In this study, we found that PIVKA-II had lower specificity and similar sensitivity as AFP in the development cohort. Yu et al. also reported a consistently lower sensitivity of PIVKA-II compared with AFP, with similar specificities [29]; however, this is not seen consistently in the literature. Volk et al. reported that PIVKA-II is superior to either AFP or AFP-L3% at differentiating between HCC and cirrhosis (sensitivity 86%, specificity 93%), but that the AUC is lower for patients with high-risk HCC vs. low-risk HCC [34].

Differences between our findings and those of others may be related to the use of the RF model for statistical analysis, which does not specify a cut-off point, as well as differences in the patient population. When using AFP as a biomarker, a modified threshold that considers various factors, such as disease etiology/spectrum, underlying viral infection, age, and race/ethnicity for different populations may improve diagnostic accuracy [17, 35, 36]. For example, HCV is the causative agent largely responsible for the increase in incidence of HCC in the US; while HBV is the leading cause of HCC worldwide, particularly in Asia and Africa. Thus, taking viral infection into account when setting AFP biomarker thresholds may improve assessment of HCC risk in the US versus other countries.

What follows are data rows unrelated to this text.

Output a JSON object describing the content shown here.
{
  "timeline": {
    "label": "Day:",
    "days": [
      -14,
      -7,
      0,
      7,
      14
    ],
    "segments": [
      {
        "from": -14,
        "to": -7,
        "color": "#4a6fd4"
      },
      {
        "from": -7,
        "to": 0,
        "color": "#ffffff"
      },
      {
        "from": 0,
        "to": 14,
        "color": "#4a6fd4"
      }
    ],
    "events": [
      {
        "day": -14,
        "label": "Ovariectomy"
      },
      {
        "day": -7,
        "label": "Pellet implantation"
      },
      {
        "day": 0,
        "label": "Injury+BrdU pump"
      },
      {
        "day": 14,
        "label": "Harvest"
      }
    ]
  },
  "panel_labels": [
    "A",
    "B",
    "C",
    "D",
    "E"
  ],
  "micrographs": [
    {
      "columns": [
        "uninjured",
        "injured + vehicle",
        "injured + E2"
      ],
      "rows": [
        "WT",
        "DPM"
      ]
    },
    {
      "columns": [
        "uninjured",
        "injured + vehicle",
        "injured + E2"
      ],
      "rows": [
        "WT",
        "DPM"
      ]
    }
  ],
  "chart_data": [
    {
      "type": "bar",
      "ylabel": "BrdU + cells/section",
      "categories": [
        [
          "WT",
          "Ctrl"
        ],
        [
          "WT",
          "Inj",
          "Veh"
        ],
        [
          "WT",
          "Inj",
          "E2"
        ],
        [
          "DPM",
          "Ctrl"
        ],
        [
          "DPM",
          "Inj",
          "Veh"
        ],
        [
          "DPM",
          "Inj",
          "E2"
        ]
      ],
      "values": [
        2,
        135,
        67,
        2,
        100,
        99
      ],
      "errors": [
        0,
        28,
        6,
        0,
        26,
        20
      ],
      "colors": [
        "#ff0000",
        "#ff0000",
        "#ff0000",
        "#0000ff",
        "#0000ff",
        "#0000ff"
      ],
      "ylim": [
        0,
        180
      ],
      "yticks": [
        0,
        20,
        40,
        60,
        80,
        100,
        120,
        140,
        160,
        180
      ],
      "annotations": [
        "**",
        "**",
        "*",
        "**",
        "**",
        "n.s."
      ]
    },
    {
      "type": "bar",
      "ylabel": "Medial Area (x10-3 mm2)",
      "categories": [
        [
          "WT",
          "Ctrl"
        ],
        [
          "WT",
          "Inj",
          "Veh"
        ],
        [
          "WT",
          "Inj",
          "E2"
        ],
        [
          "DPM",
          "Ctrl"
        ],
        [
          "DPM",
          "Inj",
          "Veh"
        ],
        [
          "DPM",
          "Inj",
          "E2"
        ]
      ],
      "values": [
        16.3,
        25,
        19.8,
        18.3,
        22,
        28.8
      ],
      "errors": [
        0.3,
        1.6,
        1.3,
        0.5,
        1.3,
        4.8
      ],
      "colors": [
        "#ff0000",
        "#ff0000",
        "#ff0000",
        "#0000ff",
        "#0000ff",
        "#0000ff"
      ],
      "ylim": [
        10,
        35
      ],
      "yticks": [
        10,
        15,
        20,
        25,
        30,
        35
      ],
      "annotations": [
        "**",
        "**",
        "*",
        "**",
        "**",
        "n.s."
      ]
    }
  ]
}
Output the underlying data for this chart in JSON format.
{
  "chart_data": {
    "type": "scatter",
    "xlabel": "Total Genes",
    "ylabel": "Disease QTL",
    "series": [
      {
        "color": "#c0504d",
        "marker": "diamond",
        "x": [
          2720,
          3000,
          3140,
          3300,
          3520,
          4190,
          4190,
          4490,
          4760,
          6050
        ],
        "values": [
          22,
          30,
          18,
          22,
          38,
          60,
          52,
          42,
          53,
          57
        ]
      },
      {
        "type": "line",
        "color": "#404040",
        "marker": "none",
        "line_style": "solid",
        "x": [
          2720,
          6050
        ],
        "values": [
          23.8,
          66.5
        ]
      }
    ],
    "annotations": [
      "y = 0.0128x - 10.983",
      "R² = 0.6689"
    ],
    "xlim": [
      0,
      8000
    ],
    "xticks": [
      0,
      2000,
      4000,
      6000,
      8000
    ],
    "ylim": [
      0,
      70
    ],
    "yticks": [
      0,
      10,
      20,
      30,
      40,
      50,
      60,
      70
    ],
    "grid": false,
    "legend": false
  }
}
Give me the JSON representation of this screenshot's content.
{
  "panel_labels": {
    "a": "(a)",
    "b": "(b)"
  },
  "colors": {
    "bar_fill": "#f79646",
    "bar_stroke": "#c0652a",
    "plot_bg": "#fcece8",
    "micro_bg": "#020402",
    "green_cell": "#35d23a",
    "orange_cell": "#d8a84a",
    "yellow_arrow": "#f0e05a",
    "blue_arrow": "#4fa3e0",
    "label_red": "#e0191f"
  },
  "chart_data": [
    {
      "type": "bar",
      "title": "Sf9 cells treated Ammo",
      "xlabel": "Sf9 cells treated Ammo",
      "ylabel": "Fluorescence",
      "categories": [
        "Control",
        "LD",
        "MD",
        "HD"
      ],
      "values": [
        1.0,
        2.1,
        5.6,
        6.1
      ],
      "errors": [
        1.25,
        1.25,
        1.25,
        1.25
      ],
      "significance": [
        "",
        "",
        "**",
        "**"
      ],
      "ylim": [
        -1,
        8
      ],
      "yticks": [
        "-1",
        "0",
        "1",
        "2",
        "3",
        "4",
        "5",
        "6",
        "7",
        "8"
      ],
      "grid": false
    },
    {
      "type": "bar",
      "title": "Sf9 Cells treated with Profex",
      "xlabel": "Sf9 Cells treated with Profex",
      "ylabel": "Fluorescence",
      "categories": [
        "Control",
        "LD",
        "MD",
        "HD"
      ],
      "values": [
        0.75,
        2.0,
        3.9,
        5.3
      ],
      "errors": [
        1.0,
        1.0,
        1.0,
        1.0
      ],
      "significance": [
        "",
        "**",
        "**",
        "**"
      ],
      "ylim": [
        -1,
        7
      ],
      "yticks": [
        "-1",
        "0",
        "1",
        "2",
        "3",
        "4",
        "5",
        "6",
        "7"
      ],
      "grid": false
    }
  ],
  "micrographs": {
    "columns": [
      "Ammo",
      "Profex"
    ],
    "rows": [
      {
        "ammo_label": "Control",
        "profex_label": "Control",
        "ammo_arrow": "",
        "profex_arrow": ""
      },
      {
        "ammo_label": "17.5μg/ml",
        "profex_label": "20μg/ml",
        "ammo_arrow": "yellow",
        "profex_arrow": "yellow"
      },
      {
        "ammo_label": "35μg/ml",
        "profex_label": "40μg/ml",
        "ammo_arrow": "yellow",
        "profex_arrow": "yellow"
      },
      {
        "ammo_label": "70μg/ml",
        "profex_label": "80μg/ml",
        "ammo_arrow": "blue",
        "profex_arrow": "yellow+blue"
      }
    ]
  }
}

A limitation of this study was that, given the retrospective nature of the analysis, the control groups in the development and validation cohorts were somewhat different in terms of composition and different staging systems were used, which limits assessment of specific confounders (Tables 2 and 3). A strength of this study was the demonstration of the robustness of the HCC model 5 with data from the external EDRN cohort. The large size of the validation cohort made it possible to examine the diagnostic performance of the model in subgroups of early-stage versus all cancers and viral versus non-viral etiology. The next step in the validation process is a phase 3 biomarker study using a prospective-specimen-collection, retrospective-blinded-evaluation (PRoBE) design [37], and such a study is currently underway.

Conclusions

The use of a biomarker panel of AFP and PIVKA-II in combination with age and gender improved accuracy of detecting HCC and differentiating HCC from non-malignant liver disease in a US study population as compared to the individual biomarkers alone. Additional analyses are needed to assess the diagnostic accuracy of the AFP and PIVKA-II panel for early-stage vs later-stage HCC. Further validation in a phase 3 biomarker study is needed to support the use of multiple biomarker panels to aid in the early detection of HCC.